On Sun, 23 Apr 2023 at 01:31, Pavel Stehule <pavel.steh...@gmail.com> wrote:

> Hi
>
> maybe I found a bug in xmlserialize
>
> SELECT xmlserialize(DOCUMENT '<foo><bar><val x="y">42</val></bar></foo>'
> AS varchar INDENT);
>
> (2023-04-23 07:27:53) postgres=# SELECT xmlserialize(DOCUMENT
> '<foo><bar><val x="y">42</val></bar></foo>' AS varchar INDENT);
> ┌─────────────────────────┐
> │      xmlserialize       │
> ╞═════════════════════════╡
> │ <foo>                  ↵│
> │   <bar>                ↵│
> │     <val x="y">42</val>↵│
> │   </bar>               ↵│
> │ </foo>                 ↵│
> │                         │
> └─────────────────────────┘
> (1 row)
>
> Looks so there is an extra empty row.
>

I wouldn't necessarily worry about this much. There is not, as such, an
extra blank line at the end; rather it is conventional that a text file
should end with a newline character. That is, conventionally every single
line in a text file ends with a newline character, meaning the only text
file that doesn't end with a newline is the empty file.

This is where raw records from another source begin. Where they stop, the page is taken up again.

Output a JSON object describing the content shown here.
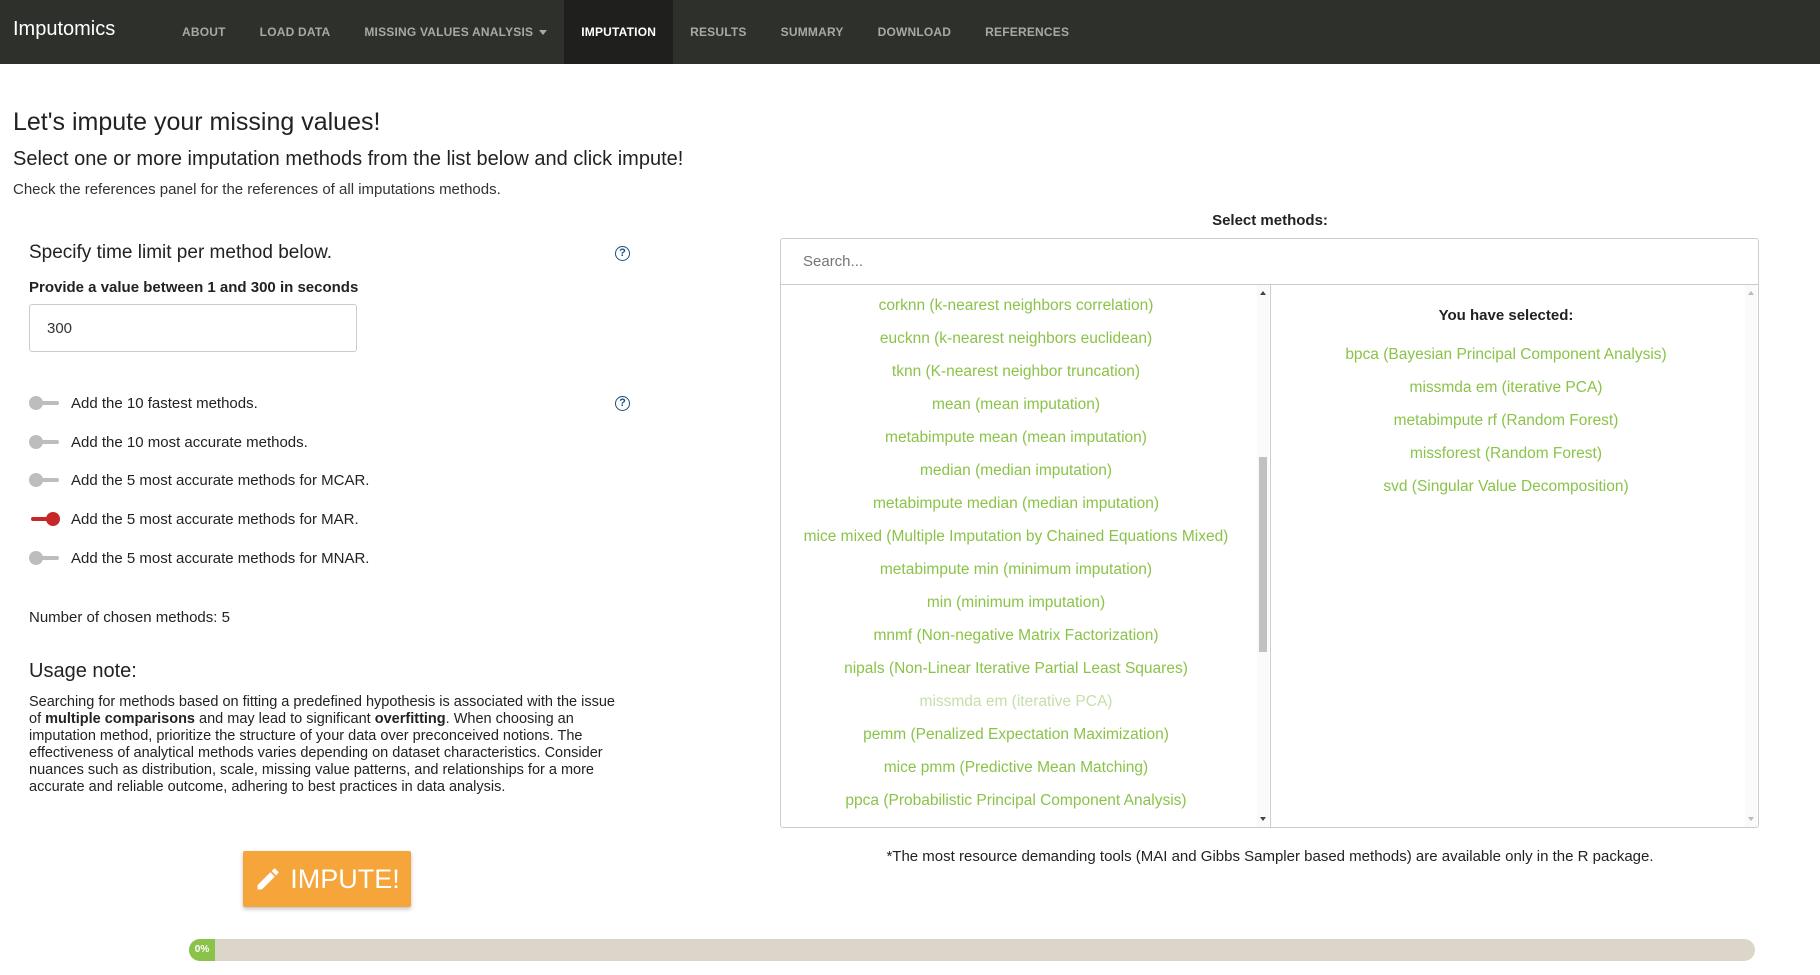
{
  "navbar": {
    "brand": "Imputomics",
    "items": [
      {
        "label": "ABOUT"
      },
      {
        "label": "LOAD DATA"
      },
      {
        "label": "MISSING VALUES ANALYSIS"
      },
      {
        "label": "IMPUTATION"
      },
      {
        "label": "RESULTS"
      },
      {
        "label": "SUMMARY"
      },
      {
        "label": "DOWNLOAD"
      },
      {
        "label": "REFERENCES"
      }
    ],
    "active": "IMPUTATION"
  },
  "header": {
    "title": "Let's impute your missing values!",
    "subtitle": "Select one or more imputation methods from the list below and click impute!",
    "note": "Check the references panel for the references of all imputations methods."
  },
  "time_limit": {
    "title": "Specify time limit per method below.",
    "label": "Provide a value between 1 and 300 in seconds",
    "value": "300"
  },
  "switches": [
    {
      "label": "Add the 10 fastest methods.",
      "on": false
    },
    {
      "label": "Add the 10 most accurate methods.",
      "on": false
    },
    {
      "label": "Add the 5 most accurate methods for MCAR.",
      "on": false
    },
    {
      "label": "Add the 5 most accurate methods for MAR.",
      "on": true
    },
    {
      "label": "Add the 5 most accurate methods for MNAR.",
      "on": false
    }
  ],
  "count_text": "Number of chosen methods: 5",
  "usage": {
    "title": "Usage note:",
    "p1": "Searching for methods based on fitting a predefined hypothesis is associated with the issue of ",
    "b1": "multiple comparisons",
    "p2": " and may lead to significant ",
    "b2": "overfitting",
    "p3": ". When choosing an imputation method, prioritize the structure of your data over preconceived notions. The effectiveness of analytical methods varies depending on dataset characteristics. Consider nuances such as distribution, scale, missing value patterns, and relationships for a more accurate and reliable outcome, adhering to best practices in data analysis."
  },
  "impute_button": {
    "label": "IMPUTE!",
    "icon": "pencil-icon"
  },
  "progress": {
    "value": 0,
    "label": "0%"
  },
  "methods": {
    "label": "Select methods:",
    "search_placeholder": "Search...",
    "available": [
      {
        "label": "corknn (k-nearest neighbors correlation)",
        "disabled": false
      },
      {
        "label": "eucknn (k-nearest neighbors euclidean)",
        "disabled": false
      },
      {
        "label": "tknn (K-nearest neighbor truncation)",
        "disabled": false
      },
      {
        "label": "mean (mean imputation)",
        "disabled": false
      },
      {
        "label": "metabimpute mean (mean imputation)",
        "disabled": false
      },
      {
        "label": "median (median imputation)",
        "disabled": false
      },
      {
        "label": "metabimpute median (median imputation)",
        "disabled": false
      },
      {
        "label": "mice mixed (Multiple Imputation by Chained Equations Mixed)",
        "disabled": false
      },
      {
        "label": "metabimpute min (minimum imputation)",
        "disabled": false
      },
      {
        "label": "min (minimum imputation)",
        "disabled": false
      },
      {
        "label": "mnmf (Non-negative Matrix Factorization)",
        "disabled": false
      },
      {
        "label": "nipals (Non-Linear Iterative Partial Least Squares)",
        "disabled": false
      },
      {
        "label": "missmda em (iterative PCA)",
        "disabled": true
      },
      {
        "label": "pemm (Penalized Expectation Maximization)",
        "disabled": false
      },
      {
        "label": "mice pmm (Predictive Mean Matching)",
        "disabled": false
      },
      {
        "label": "ppca (Probabilistic Principal Component Analysis)",
        "disabled": false
      }
    ],
    "selected_title": "You have selected:",
    "selected": [
      "bpca (Bayesian Principal Component Analysis)",
      "missmda em (iterative PCA)",
      "metabimpute rf (Random Forest)",
      "missforest (Random Forest)",
      "svd (Singular Value Decomposition)"
    ]
  },
  "footnote": "*The most resource demanding tools (MAI and Gibbs Sampler based methods) are available only in the R package."
}
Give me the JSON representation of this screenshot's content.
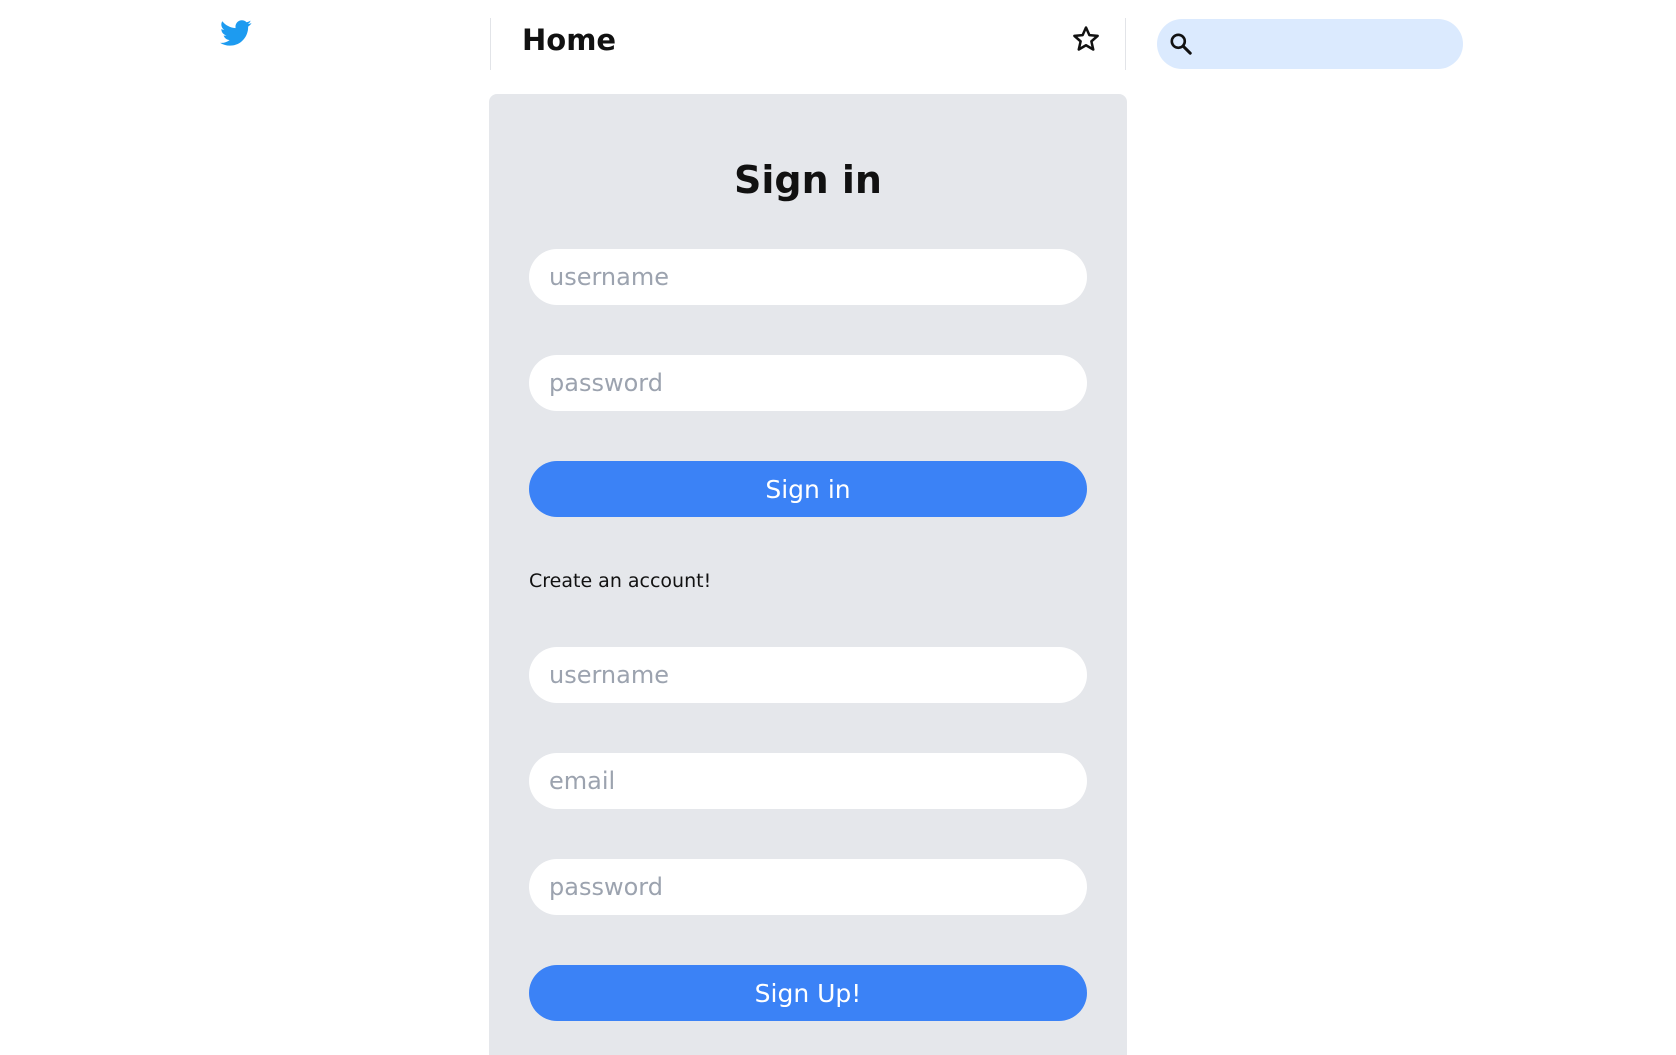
{
  "header": {
    "title": "Home"
  },
  "search": {
    "placeholder": ""
  },
  "signin": {
    "title": "Sign in",
    "username_placeholder": "username",
    "password_placeholder": "password",
    "button_label": "Sign in"
  },
  "signup": {
    "prompt": "Create an account!",
    "username_placeholder": "username",
    "email_placeholder": "email",
    "password_placeholder": "password",
    "button_label": "Sign Up!"
  },
  "icons": {
    "logo": "twitter-bird-icon",
    "favorites": "star-icon",
    "search": "search-icon"
  },
  "colors": {
    "brand_blue": "#1d9bf0",
    "button_blue": "#3b82f6",
    "panel_bg": "#e5e7eb",
    "search_bg": "#dbeafe"
  }
}
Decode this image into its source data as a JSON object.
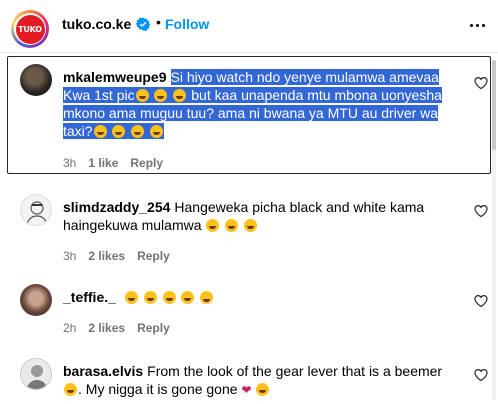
{
  "header": {
    "logo_text": "TUKO",
    "handle": "tuko.co.ke",
    "separator": "•",
    "follow_label": "Follow"
  },
  "comments": [
    {
      "username": "mkalemweupe9",
      "text_lines": [
        "Si hiyo watch ndo yenye mulamwa amevaa",
        "Kwa 1st pic",
        "but kaa unapenda mtu mbona uonyesha",
        "mkono ama muguu tuu? ama ni bwana ya MTU au driver wa",
        "taxi?"
      ],
      "time": "3h",
      "likes": "1 like",
      "reply": "Reply"
    },
    {
      "username": "slimdzaddy_254",
      "text_lines": [
        "Hangeweka picha black and white kama",
        "haingekuwa mulamwa"
      ],
      "time": "3h",
      "likes": "2 likes",
      "reply": "Reply"
    },
    {
      "username": "_teffie._",
      "text_lines": [
        ""
      ],
      "time": "2h",
      "likes": "2 likes",
      "reply": "Reply"
    },
    {
      "username": "barasa.elvis",
      "text_lines": [
        "From the look of the gear lever that is a beemer",
        ". My nigga it is gone gone"
      ],
      "time": "",
      "likes": "",
      "reply": ""
    }
  ],
  "colors": {
    "accent": "#0095f6",
    "selection": "#3367d6",
    "brand": "#e31b23",
    "meta": "#737373"
  }
}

You can see this in
tools like diff, which explicitly report "no newline at end of file" if the
file ends with a different character.

If you were to save the value to a file you would probably want it the way
it is.

That being said, this is a database column result and I agree it would look
more elegant if the blank line in the display were not there. I might go so
far as to change the psql display routines to not leave a blank line after
the content in the event it ends with a newline.